How to Hand Over a Colossal Fortune to the Narcissist

If you’ve ever tried to go No Contact or gone through several cycles of ignoring the narcissist, you’ve likely encountered this scenario:

You’ve made it through four days of no contact and feel good about yourself and the future. Because of this, you’ve planned an outing with a friend with whom you’ve rekindled your relationship after a long period of isolation imposed on you by the narcissist.

You choose your clothes when your cell phone vibrates. You are looking at the incoming message. He is a narcissist.

You feel a little nauseous because you realize that a narcissist doesn’t give up so easily. I decided to ignore the text and continue preparing for the evening.

Later at dinner, you’re laughing about it and talking about old times with your long-lost friend when you spot another buzz from your cell phone. Against your better judgment, you look at it.

It’s funny, the last time you and the narcissist talked about marriage, they told you — for your good, of course — how it wasn’t good marriage material…or even good relationship material, for that matter. If you think you’re still going strong, you put your phone away — but you can’t seem to stop thinking about wedding invitations and a trip to St. Martin for your honeymoon — all while your boyfriend talks about how amazing his vegan New York cheesecake is.

At bedtime, you turn on your favorite comedy show, trying to forget the recurring thoughts about not being young, and marriage is starting to seem like a pipe dream. Your phone vibrates as if to signal:

ex??? The person they were cheating on you with six months ago??? How dare they? You pick up your phone in a rage and snap a snap back, and you can barely say enough bad things to the narcissist about what an asshole they are.

Jackpot!!

The narcissist pulled the lever and got a reward.

Keep in mind that narcissists don’t care if your interactions with them are civil or not… good or bad, they just want a reaction from you. This shows them that they are still on your mind and it is only a matter of time before you respond to their text moves. On top of that, texting is the simplest and quickest way they can continue to dig deeper into every crevice of your mind.

Read :

Let’s not forget why you implemented No Contact, to begin with. They were cheating on you. They abuse you. It kills your soul more every day. Don’t let your feelings of betrayal cloud your judgment – which is easy to do and also why blocking the narcissist by any means is crucial when you want to break off the relationship.

Change your phone number and email address if necessary. Do whatever it takes because any bit of communication is all a narcissist needs to know that they can bring you back under their control and their manipulative and abusive system.

what should be done:

Find a way to completely block Narc – whether you’re doing it on your own or with the help of a trusted friend. You may even be able to block them through your service provider. If so, let someone else be in charge of the password.

Don’t spend too much time researching the hundreds of behaviors and subcategories of your toxic ex’s disorder. Instead, find conversion therapy methods and start trying them.

(If you think you may be depressed and/or experiencing symptoms of PTSD, seek the services of a licensed therapist.)

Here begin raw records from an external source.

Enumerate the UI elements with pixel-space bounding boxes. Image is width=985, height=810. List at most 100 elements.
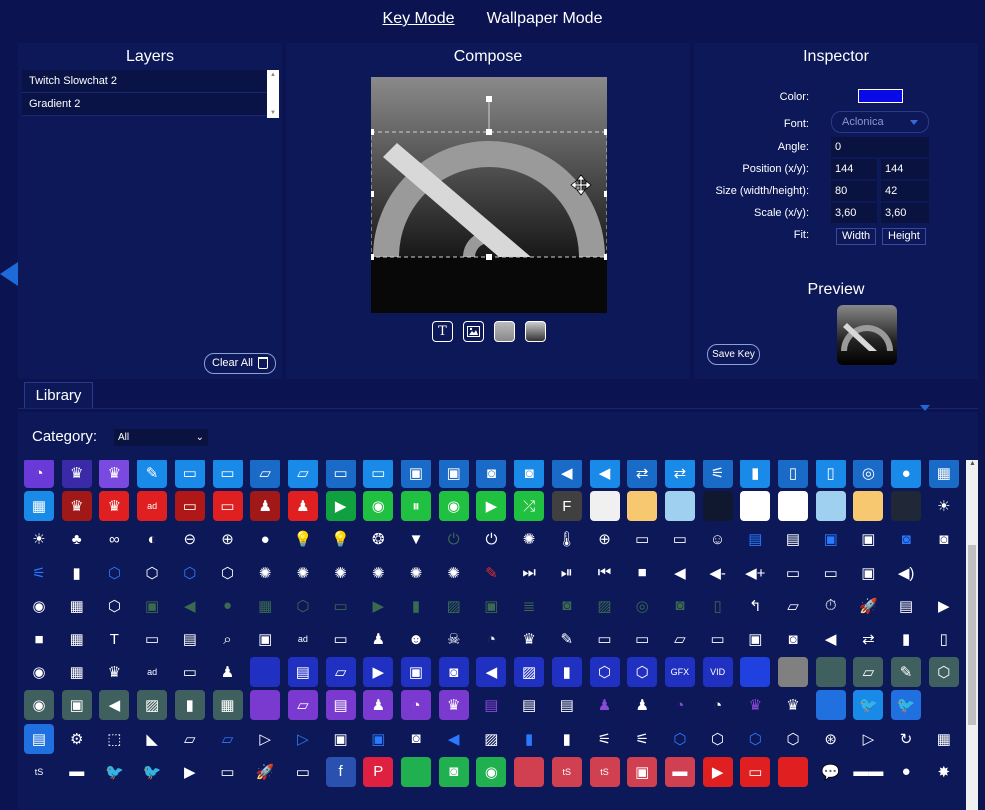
hex-icon[interactable]: ⬡ [703, 724, 733, 754]
refresh-icon[interactable]: ↻ [891, 724, 921, 754]
blank-icon[interactable] [778, 491, 808, 522]
folder-icon[interactable]: ▱ [175, 724, 205, 754]
chat-icon[interactable]: ▭ [326, 591, 356, 621]
hex-icon[interactable]: ⬡ [740, 724, 770, 754]
edit-icon[interactable]: ✎ [552, 624, 582, 654]
solid-fill-tool-icon[interactable] [494, 321, 515, 342]
speedometer-icon[interactable]: ◔ [665, 690, 695, 720]
chat-icon[interactable]: ▭ [740, 756, 771, 787]
hex-icon[interactable]: ⬡ [589, 657, 620, 688]
thermo-icon[interactable]: 🌡 [552, 524, 582, 554]
twitter-icon[interactable]: 🐦 [137, 757, 167, 787]
timer-icon[interactable]: ⏱ [816, 591, 846, 621]
hex-icon[interactable]: ⬡ [288, 591, 318, 621]
follow-icon[interactable]: F [551, 491, 582, 522]
chat-icon[interactable]: ▭ [816, 558, 846, 588]
camera-icon[interactable]: ◙ [552, 591, 582, 621]
chat-icon[interactable]: ▭ [325, 460, 356, 488]
remote-icon[interactable]: ▯ [815, 460, 846, 488]
remote-icon[interactable]: ▯ [929, 624, 959, 654]
bag-icon[interactable]: ▣ [816, 524, 846, 554]
rocket-icon[interactable]: 🚀 [853, 591, 883, 621]
play-icon[interactable]: ▶ [363, 591, 393, 621]
vol-plus-icon[interactable]: ◀+ [740, 558, 770, 588]
hex-icon[interactable]: ⬡ [99, 558, 129, 588]
hex-icon[interactable]: ⬡ [175, 558, 205, 588]
pinterest-icon[interactable]: P [363, 756, 394, 787]
twitch-icon[interactable]: ▤ [552, 690, 582, 720]
scale-y-field[interactable]: 3,60 [881, 203, 929, 223]
bag-icon[interactable]: ▣ [438, 460, 469, 488]
prev-icon[interactable]: ⏮ [590, 558, 620, 588]
stop-icon[interactable]: ■ [627, 558, 657, 588]
vol-icon[interactable]: ◀ [816, 624, 846, 654]
chat-icon[interactable]: ▭ [174, 460, 205, 488]
blank-icon[interactable] [778, 657, 808, 688]
crown-icon[interactable]: ♛ [778, 690, 808, 720]
play-icon[interactable]: ▷ [288, 724, 318, 754]
image-icon[interactable]: ▨ [476, 724, 506, 754]
twitch-icon[interactable]: ▤ [325, 690, 356, 721]
ad-icon[interactable]: ad [137, 491, 168, 522]
list-icon[interactable]: ≣ [514, 591, 544, 621]
sun-icon[interactable]: ✺ [514, 524, 544, 554]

Finally, if you share custody with the narcissist, you can implement a strict form of modified communication. In most states, you should have only one way for the other parent to contact you regarding the children you share. Insist on email communications and end “He Said/She Said” with a moderated email system, such as Our Family Wizard.

Read :

Let’s not forget why you implemented No Contact, to begin with. They were cheating on you. They abuse you. It kills your soul more every day. Don’t let your feelings of betrayal cloud your judgment – which is easy to do and also why blocking the narcissist by any means is crucial when you want to break off the relationship.

Change your phone number and email address if necessary. Do whatever it takes because any bit of communication is all a narcissist needs to know that they can bring you back under their control and their manipulative and abusive system.

what should be done:

Find a way to completely block Narc – whether you’re doing it on your own or with the help of a trusted friend. You may even be able to block them through your service provider. If so, let someone else be in charge of the password.

Don’t spend too much time researching the hundreds of behaviors and subcategories of your toxic ex’s disorder. Instead, find conversion therapy methods and start trying them.

(If you think you may be depressed and/or experiencing symptoms of PTSD, seek the services of a licensed therapist.)

Finally, if you share custody with the narcissist, you can implement a strict form of modified communication. In most states, you should have only one way for the other parent to contact you regarding the children you share. Insist on email communications and end “He Said/She Said” with a moderated email system, such as Our Family Wizard.